Which I’m sure would leave the question as to why she would continue to campaign at all?  There are multiple reasons for this, most of them dealing with what she could rangle out of Obama.  Paying off her debts comes to mind, as does possibly being on the ticket, or at least having the status of first refusal of the spot to save face.

But today the Clinton campaign has been quiet, and this is likely because they are assessing their situation.  They need to assess their post NC/IN fundraising, and they are likely keeping a very solid eye on the Super Delegates.  If neither go their way (and already we have seen today that the Super Delegates have begun their march to Obama), then there is a high probability that the Clinton campaign will shift into McCain mode.

Indeed, while the musings of many, myself included, last night may have been about answers and endings, today and the next few days will be about questions.

What interests me are the questions of the Senator from my old home state of California, Dianne Feinstein.  Feinstein, an ardent Clinton supporter, has said that while she still backs Clinton, she wants to know what the strategy for the rest of the primary is for her campaign.  The undertones of this news are rightfully ominous for the Clinton campaign which needs its Super Delegate support to remain at its most rigid.

And I think this becomes the major question of the Democratic nomination race at this point; what are Hillary’s designs for the rest of the primary.  I think few Super Delegates will have a problem with her continuing on if her plans are to maintain a positive campaign that focuses on John McCain, but if her intentions from here on in are to go after Obama even harder, I think we’re going to see a lot of Super Delegates who find this no longer acceptable.

And this will be even amongst Clinton’s committed Super Delegates.

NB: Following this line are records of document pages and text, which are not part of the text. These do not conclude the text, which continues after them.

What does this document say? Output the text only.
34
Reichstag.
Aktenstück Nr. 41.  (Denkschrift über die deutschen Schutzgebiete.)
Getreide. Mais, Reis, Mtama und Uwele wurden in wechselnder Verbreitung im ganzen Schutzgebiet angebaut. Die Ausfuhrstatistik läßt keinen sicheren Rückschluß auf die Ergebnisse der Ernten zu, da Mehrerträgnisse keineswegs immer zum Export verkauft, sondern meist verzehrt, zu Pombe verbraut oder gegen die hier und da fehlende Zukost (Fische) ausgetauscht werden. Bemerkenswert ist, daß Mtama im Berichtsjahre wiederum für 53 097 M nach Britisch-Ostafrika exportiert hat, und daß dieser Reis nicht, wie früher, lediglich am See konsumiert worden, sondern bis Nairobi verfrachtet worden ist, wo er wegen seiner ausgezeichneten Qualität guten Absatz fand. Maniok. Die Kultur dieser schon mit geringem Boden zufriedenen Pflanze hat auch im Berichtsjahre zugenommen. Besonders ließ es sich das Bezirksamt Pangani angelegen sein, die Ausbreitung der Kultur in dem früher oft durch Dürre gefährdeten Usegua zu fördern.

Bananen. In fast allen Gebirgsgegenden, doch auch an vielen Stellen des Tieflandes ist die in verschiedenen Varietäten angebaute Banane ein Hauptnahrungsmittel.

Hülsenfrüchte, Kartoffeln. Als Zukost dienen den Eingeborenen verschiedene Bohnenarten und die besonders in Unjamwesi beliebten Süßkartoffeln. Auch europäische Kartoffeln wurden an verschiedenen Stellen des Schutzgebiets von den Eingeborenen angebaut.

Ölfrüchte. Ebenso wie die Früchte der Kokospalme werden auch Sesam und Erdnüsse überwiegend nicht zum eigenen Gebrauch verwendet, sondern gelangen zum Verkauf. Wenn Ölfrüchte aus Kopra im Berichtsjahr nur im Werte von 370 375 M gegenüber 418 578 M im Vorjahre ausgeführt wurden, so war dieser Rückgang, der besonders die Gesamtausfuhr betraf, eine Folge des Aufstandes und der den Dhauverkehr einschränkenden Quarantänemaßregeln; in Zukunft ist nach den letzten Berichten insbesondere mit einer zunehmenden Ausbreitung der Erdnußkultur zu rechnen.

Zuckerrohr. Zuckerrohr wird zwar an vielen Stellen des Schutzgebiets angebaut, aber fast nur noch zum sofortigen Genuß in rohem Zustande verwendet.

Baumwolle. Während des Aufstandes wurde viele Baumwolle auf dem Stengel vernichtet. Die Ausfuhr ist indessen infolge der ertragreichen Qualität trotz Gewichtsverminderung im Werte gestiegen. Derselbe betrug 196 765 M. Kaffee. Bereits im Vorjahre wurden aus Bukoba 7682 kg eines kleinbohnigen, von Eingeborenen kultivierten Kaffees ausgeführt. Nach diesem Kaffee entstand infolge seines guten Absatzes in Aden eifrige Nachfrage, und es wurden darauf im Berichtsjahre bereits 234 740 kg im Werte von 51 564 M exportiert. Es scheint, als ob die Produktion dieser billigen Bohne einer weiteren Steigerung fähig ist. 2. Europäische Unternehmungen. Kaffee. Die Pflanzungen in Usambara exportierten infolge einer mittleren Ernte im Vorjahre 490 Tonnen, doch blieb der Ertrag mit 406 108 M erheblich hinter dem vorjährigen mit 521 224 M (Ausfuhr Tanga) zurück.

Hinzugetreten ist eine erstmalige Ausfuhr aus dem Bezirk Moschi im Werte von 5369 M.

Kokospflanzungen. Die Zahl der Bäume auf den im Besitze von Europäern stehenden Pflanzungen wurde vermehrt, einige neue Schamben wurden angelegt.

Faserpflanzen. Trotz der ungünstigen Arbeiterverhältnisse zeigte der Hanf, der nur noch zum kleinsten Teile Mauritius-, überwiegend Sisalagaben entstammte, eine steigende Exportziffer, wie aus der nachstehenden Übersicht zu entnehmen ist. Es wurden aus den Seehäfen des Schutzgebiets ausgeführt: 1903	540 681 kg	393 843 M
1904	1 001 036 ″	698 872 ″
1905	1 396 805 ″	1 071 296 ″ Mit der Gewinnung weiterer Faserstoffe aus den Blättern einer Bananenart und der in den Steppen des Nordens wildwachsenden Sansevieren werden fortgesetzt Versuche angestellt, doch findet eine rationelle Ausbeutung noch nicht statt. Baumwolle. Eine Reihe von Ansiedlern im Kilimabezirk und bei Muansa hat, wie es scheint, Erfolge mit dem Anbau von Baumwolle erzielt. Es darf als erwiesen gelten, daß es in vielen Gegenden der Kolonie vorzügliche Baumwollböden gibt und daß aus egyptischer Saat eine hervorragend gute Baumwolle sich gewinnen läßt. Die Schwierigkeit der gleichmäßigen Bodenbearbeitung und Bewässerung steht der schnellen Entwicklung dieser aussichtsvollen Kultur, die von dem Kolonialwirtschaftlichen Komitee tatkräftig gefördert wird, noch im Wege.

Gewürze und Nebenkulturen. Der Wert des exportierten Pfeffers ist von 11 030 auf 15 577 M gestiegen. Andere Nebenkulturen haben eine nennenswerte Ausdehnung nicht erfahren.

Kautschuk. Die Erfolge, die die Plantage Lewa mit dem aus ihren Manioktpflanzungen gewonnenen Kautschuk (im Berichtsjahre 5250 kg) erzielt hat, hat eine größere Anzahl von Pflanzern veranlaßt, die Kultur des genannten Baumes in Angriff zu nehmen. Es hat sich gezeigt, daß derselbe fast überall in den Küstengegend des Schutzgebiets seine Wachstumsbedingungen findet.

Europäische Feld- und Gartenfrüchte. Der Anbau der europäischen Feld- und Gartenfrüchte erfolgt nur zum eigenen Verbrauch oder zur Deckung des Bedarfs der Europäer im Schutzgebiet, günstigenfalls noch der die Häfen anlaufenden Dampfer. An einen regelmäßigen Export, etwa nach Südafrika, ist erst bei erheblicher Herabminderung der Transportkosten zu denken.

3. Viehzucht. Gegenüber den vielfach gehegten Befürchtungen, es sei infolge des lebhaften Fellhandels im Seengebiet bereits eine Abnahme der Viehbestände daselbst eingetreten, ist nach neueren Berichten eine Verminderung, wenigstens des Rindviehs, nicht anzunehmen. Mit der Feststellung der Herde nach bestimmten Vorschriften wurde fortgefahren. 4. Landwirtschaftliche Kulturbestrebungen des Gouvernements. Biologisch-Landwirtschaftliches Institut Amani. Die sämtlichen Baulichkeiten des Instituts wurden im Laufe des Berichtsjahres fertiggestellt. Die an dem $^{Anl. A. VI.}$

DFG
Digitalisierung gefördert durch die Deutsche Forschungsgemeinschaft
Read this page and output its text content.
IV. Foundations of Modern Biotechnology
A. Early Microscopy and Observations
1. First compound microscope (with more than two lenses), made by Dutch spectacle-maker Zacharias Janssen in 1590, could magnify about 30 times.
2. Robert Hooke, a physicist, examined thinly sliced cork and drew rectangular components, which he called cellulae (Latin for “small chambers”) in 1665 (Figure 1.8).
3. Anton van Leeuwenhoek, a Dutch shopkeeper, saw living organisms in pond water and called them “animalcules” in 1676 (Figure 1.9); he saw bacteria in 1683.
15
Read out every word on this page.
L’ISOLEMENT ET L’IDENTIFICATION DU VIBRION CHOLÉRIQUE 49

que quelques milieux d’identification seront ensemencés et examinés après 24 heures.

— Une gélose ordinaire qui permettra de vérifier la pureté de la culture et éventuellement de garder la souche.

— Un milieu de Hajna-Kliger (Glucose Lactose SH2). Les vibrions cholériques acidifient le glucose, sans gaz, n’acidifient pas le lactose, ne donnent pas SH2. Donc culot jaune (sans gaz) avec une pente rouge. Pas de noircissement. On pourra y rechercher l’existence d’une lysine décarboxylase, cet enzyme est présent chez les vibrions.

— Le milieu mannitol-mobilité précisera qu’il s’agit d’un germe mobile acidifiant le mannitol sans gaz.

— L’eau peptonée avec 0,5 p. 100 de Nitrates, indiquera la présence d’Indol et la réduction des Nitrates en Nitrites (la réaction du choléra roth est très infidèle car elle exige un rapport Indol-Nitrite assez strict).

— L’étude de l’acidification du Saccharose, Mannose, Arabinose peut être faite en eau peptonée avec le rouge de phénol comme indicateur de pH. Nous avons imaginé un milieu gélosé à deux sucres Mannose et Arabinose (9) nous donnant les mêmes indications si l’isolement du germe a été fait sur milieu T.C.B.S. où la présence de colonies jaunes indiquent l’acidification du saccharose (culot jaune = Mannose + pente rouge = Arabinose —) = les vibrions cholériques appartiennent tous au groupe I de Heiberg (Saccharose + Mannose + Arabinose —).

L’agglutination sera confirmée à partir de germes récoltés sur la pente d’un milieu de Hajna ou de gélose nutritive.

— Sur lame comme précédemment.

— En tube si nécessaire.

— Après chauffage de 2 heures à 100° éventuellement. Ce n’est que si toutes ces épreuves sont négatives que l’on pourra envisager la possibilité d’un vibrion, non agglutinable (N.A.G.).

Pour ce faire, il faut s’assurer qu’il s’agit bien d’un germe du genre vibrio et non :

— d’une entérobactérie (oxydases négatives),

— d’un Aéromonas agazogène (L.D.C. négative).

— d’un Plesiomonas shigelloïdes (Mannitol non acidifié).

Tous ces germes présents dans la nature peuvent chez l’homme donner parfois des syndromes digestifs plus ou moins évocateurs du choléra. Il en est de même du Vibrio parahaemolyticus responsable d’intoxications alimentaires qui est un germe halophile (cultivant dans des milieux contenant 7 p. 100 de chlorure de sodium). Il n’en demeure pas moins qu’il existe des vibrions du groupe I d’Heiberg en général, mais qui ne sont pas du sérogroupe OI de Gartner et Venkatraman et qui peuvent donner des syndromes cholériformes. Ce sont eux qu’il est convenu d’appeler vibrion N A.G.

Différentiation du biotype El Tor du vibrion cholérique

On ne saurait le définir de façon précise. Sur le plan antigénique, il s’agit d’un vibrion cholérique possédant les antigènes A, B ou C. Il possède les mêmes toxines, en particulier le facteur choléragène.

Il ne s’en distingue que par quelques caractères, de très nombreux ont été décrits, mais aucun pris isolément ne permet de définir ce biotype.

Thus we see the dilemma that Mrs. Clinton faces.  Far too many of us have learned our lesson in asking her to drop out; we’re done with it… or at least I am.  For as long as it is physically possible, and for as long as neither candidate has not crossed over the 2025 mark, she has every right to stay in this race.  But the big question facing this campaign is if it is going to do more harm than good.

If the Super Delegates believe this is the case, then I think it’s reasonable to assume that Obama will reach that 2025 mark sooner than later.

According to the Hill, Feinstein has not been able to reach Mrs. Clinton.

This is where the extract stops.